A Disregarded Entity is the term for Single-Member LLCs. It’s when the IRS checks the owner for tax status. (The IRS calls single-member LLCs not taxed as C-Corporations or S-Corporations “disregarded entities.” In this case, the IRS taxes the LLC like its owner.)

• If a non-US resident owns the LLC, the IRS will tax the LLC in the same way as it would tax an individual who is a non-US resident.

• If another company owns the LLC, the LLC follows the same tax rules as a branch of the parent company.

Multi-Member LLC Taxes:

Like Single-Member LLCs, Multi-Member LLCs default to tax classification. But they’re not Disregarded Entities. The IRS sees them as partnerships for tax reasons. Here’s how it works:

• In a Multi-Member LLC, it’s a partnership by default. The company doesn’t pay income taxes. Instead, members report profits and losses on their personal tax returns.

• An LLC earns money abroad. If its members are non-U.S. residents, they generally avoid U.S. income tax on that money.

• When you’re in a Multi-Member LLC, everyone has to report their profits and losses. To do this, file a Form 1065 for the LLC. Then, each member gets a Schedule K-1 to report on their tax returns.

• When a different company owns a Multi-Member LLC, it’s taxed based on the parent company’s rules and tax treaties.

Both Single-Member and Multi-Member LLCs have pass-through taxation. Profits pass to owners' tax returns.

Key Points on LLC Taxation for Non-U.S. Residents

LLCs act as pass-through entities, avoiding taxes. Owners get profits and losses. For non-U.S. residents, taxation follows home country laws. Non-residents face no extra LLC-specific taxes. They can bypass U.S. income taxes with conditions. To qualify, owners must live in tax-free areas and avoid U.S. business. Non-resident aliens get taxed when involved in U.S. business. Significant U.S. presence triggers taxation. Non-residents forming LLCs need an EIN. You must file IRS forms based on LLC activity.

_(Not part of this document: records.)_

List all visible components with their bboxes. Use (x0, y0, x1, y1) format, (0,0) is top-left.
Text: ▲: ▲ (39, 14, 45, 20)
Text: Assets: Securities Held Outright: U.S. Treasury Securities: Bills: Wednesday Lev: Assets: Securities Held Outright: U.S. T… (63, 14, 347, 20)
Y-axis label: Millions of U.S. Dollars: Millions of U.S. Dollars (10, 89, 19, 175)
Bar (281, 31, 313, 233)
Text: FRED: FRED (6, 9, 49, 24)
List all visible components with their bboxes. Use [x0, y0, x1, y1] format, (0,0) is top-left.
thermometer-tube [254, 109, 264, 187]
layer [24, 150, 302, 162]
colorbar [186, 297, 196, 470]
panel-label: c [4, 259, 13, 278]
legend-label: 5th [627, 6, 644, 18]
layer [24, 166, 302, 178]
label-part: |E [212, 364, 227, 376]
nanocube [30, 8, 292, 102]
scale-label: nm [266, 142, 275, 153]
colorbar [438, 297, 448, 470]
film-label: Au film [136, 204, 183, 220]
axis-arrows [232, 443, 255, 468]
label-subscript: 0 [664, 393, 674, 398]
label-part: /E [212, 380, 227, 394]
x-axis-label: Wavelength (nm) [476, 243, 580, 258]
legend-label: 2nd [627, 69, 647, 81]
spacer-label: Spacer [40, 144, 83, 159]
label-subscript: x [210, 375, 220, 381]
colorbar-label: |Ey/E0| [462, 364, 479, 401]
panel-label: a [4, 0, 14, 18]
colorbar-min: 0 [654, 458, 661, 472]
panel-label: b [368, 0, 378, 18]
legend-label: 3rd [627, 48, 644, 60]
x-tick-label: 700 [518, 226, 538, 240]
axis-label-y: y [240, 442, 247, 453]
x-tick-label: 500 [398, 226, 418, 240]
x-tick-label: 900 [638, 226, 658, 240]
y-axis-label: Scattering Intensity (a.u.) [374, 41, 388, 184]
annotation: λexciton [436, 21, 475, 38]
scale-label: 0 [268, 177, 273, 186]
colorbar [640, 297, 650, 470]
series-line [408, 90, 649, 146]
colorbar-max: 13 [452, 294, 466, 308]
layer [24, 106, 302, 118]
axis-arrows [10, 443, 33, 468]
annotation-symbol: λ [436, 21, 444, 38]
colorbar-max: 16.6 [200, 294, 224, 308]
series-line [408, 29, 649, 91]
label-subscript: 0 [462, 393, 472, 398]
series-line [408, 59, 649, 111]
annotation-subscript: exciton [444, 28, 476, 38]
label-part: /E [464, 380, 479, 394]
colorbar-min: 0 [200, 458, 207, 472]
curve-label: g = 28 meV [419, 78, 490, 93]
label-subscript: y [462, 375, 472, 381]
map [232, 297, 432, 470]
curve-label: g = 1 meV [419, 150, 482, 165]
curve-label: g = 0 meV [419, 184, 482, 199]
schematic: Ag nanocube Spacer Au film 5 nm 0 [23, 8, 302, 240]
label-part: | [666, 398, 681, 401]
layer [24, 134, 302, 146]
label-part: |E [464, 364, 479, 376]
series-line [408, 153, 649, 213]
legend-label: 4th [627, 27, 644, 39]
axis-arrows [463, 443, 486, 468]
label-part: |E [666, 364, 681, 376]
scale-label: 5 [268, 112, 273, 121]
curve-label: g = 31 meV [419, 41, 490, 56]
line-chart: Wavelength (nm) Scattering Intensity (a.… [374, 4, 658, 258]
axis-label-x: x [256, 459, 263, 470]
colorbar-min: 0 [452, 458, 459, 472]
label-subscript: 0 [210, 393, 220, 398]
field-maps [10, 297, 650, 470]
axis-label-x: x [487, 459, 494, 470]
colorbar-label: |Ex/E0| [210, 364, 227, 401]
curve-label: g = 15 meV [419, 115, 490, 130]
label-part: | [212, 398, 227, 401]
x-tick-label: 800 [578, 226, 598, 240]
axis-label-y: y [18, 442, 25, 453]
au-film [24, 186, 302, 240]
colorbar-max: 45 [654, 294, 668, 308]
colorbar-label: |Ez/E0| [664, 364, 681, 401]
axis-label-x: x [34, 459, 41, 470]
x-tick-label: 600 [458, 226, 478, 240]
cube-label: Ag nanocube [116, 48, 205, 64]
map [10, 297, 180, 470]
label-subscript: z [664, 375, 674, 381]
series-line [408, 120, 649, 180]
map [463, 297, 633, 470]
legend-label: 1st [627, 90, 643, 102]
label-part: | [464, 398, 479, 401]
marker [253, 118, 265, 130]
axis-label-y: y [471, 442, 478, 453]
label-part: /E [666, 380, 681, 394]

If you're a non-U.S. resident with an LLC, here are some IRS forms to know:

• All businesses must file yearly, even without taxes due. Different types require specific forms for filing:

1. Single-member LLCs file Form 1120 and Form 5472.

2. C Corporations submit a complete Form 1120.

3. Multi-members LLCs use Form 1065 and Scheduled K-1

If your business is in Delaware, Wyoming, Florida, or Nevada, don’t forget about additional fees like franchise taxes.